The age distribution was 4 people (7.0%) under the age of 18, 4 people (7.0%) aged 18 to 24, 3 people (5.3%) aged 25 to 44, 21 people (36.8%) aged 45 to 64, and 25 people (43.9%) who were 65 or older. The median age was 61.5 years. For every 100 females, there were 90.0 males. For every 100 females age 18 and over, there were 96.3 males.

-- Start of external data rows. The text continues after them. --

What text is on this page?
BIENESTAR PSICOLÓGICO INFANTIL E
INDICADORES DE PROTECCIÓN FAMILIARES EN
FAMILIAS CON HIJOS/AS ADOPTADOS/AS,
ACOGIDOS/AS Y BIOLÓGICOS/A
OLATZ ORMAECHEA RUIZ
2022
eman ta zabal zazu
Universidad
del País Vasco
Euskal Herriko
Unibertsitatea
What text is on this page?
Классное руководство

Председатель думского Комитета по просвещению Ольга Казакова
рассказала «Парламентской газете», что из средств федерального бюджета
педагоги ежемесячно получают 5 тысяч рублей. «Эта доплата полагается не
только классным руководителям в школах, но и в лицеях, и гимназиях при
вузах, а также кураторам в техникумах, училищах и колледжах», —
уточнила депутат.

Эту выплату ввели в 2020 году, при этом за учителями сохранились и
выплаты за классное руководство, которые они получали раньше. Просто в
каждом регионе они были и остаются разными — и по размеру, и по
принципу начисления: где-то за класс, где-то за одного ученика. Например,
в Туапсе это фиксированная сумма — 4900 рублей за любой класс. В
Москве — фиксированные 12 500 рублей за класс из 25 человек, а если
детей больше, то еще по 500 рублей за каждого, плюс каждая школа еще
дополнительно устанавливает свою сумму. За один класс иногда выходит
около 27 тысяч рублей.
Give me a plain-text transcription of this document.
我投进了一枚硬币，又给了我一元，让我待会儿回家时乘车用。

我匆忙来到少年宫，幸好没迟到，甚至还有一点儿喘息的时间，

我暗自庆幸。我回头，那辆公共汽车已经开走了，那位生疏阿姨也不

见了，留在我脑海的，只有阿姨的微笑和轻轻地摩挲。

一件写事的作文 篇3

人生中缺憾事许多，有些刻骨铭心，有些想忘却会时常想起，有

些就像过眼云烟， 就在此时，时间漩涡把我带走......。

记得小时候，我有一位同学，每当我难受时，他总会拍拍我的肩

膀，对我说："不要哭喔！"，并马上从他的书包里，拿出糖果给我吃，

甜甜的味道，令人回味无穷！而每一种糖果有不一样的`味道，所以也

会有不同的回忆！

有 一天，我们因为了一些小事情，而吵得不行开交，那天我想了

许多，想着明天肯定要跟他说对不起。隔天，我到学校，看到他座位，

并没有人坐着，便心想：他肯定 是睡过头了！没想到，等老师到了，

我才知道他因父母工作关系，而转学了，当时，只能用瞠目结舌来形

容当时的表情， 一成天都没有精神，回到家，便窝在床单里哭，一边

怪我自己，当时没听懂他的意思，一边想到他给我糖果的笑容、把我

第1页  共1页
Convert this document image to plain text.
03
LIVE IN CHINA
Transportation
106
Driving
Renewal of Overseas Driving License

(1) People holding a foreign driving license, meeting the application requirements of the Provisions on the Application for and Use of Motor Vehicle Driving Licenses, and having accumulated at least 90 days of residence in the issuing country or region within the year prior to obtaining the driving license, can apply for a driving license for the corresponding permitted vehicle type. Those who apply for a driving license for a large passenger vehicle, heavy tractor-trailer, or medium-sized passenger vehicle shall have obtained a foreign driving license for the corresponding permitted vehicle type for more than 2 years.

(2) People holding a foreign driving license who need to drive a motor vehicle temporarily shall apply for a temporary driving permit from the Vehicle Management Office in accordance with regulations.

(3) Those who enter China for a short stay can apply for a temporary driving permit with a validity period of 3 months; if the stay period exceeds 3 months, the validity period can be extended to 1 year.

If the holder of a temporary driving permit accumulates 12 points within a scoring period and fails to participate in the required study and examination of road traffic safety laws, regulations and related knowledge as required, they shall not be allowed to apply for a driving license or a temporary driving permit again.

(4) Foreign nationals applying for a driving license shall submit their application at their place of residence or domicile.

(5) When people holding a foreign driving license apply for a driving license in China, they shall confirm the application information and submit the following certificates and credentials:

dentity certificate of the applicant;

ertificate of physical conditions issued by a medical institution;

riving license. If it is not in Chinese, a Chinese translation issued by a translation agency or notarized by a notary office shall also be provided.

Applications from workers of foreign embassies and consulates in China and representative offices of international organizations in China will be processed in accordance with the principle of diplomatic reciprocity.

There were 167 housing units at an average density of 98.4 per square mile, of the occupied units 25 (78.1%) were owner-occupied and 7 (21.9%) were rented. The homeowner vacancy rate was 0%; the rental vacancy rate was 12.5%. 50 people (87.7% of the population) lived in owner-occupied housing units and 7 people (12.3%) lived in rental housing units.